The maximum shearing stress in the shaft AB.

Answer to Problem 55P

The maximum shearing stress in the shaft AB is $\underset{\_}{45\text{MPa}}$.

Explanation of Solution

Given information:

The modulus of rigidity of solid shafts is $77.2\text{GPa}$.

Calculation:

Refer (a).

The value of torque in the shaft AB is $1,105.051\text{N}\cdot \text{m}$.

The polar moment of inertia of shaft AB of radius $c$ is $J_{AB}=6.1359\times {10}^{-7}{\text{m}}^{\text{4}}$.

The maximum shearing stress in the shaft AB $\left({\tau }_{AB}\right)$ is expressed as shown below:

${\tau }_{AB}=\frac{T_{AB}c}{J_{AB}}$ (5)

Substitute $1,105.051\text{N}\cdot \text{m}$ for $T_{AB}$, 25 mm for $c$, and $6.1359\times {10}^{-7}{\text{m}}^{\text{4}}$ for $J_{AB}$ in Equation (5).

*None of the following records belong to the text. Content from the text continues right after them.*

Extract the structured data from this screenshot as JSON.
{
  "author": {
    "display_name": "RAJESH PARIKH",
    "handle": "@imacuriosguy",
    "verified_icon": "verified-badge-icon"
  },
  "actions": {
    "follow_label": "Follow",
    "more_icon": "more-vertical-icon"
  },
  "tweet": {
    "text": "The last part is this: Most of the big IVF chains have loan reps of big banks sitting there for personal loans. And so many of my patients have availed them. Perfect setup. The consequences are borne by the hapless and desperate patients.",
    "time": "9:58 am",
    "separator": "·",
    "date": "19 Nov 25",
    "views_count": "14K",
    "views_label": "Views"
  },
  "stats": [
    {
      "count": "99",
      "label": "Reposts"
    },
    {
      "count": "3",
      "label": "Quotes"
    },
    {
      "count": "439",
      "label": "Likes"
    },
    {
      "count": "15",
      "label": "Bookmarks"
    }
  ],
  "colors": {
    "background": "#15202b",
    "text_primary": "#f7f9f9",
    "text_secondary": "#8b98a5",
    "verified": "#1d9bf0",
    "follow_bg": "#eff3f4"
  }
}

$\begin{array}{c}{\tau }_{AB}=\frac{\left(1,105.051\text{N}\cdot \text{m}\right)\left(25\text{mm}\right)}{6.1359\times {10}^{-7}{\text{m}}^{\text{4}}}\\ =\frac{\left(1,105.051\text{N}\cdot \text{m}\right)\left(25\text{mm}\times \frac{{10}^{-3}\text{m}}{1\text{mm}}\right)}{6.1359\times {10}^{-7}{\text{m}}^{\text{4}}}\\ =45.024\times {10}^6\text{Pa}\\ \approx 45\text{MPa}\end{array}$

Therefore, the maximum shearing stress in the shaft AB is $\underset{\_}{45\text{MPa}}$.

To determine

The maximum shearing stress in the shaft BC.

Answer to Problem 55P

The maximum shearing stress in the shaft BC is $\underset{\_}{27.4\text{MPa}}$.

Explanation of Solution

Given information:

The modulus of rigidity of solid shafts is $77.2\text{GPa}$.

Calculation:

Refer (a).

The value of torque in the shaft BC is $294.94\text{N}\cdot \text{m}$.

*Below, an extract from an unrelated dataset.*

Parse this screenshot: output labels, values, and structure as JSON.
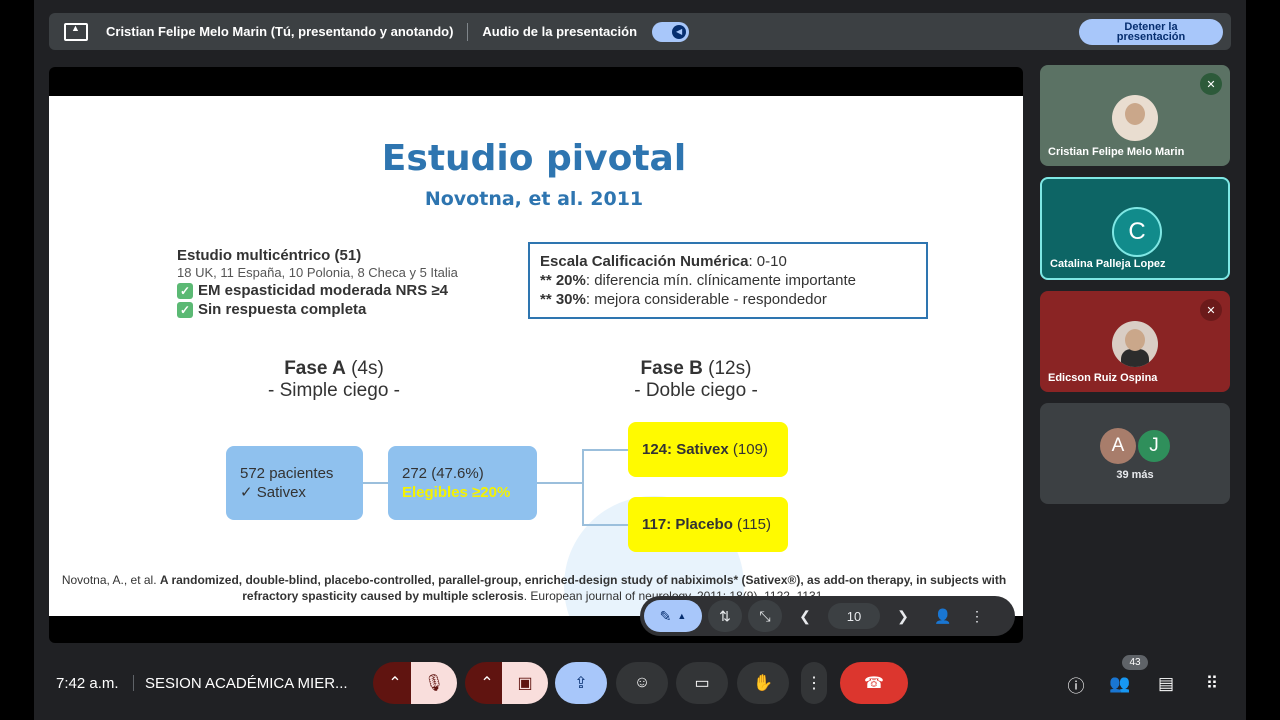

The polar moment of inertia of shaft BC of radius $c$ is $J_{BC}=2.0471\times {10}^{-7}{\text{m}}^{\text{4}}$.

The maximum shearing stress in the shaft BC $\left({\tau }_{BC}\right)$ is expressed as shown below:

${\tau }_{BC}=\frac{T_{BC}c}{J_{BC}}$ (6)

Substitute $294.94\text{N}\cdot \text{m}$ for $T_{BC}$, 19 mm for $c$, and $2.0471\times {10}^{-7}{\text{m}}^{\text{4}}$ for $J_{BC}$ in Equation (6).

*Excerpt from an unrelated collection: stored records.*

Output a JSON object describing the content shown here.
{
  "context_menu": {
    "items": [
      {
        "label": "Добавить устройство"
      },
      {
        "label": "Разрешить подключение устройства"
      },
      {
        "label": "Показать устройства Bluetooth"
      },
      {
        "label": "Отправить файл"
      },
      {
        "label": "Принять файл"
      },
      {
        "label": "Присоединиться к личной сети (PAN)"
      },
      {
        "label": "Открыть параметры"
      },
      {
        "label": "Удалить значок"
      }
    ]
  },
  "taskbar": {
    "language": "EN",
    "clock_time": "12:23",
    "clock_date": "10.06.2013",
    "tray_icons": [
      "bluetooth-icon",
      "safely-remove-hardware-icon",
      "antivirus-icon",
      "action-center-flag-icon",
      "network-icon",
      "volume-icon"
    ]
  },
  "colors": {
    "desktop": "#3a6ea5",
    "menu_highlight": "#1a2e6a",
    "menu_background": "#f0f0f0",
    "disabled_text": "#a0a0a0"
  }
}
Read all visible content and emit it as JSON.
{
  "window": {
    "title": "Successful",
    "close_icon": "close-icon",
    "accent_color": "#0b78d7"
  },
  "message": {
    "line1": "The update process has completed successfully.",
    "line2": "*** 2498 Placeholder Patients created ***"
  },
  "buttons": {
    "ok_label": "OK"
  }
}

$\begin{array}{c}{\tau }_{BC}=\frac{\left(294.94\text{N}\cdot \text{m}\right)\left(19\text{mm}\right)}{2.0471\times {10}^{-7}{\text{m}}^{\text{4}}}\\ =\frac{\left(294.94\text{N}\cdot \text{m}\right)\left(19\text{mm}\times \frac{{10}^{-3}\text{m}}{1\text{mm}}\right)}{2.0471\times {10}^{-7}{\text{m}}^{\text{4}}}\\ =27.375\times {10}^6\text{Pa}\\ \approx 27.4\text{MPa}\end{array}$

Therefore, the maximum shearing stress in the shaft BC is $\underset{\_}{27.4\text{MPa}}$.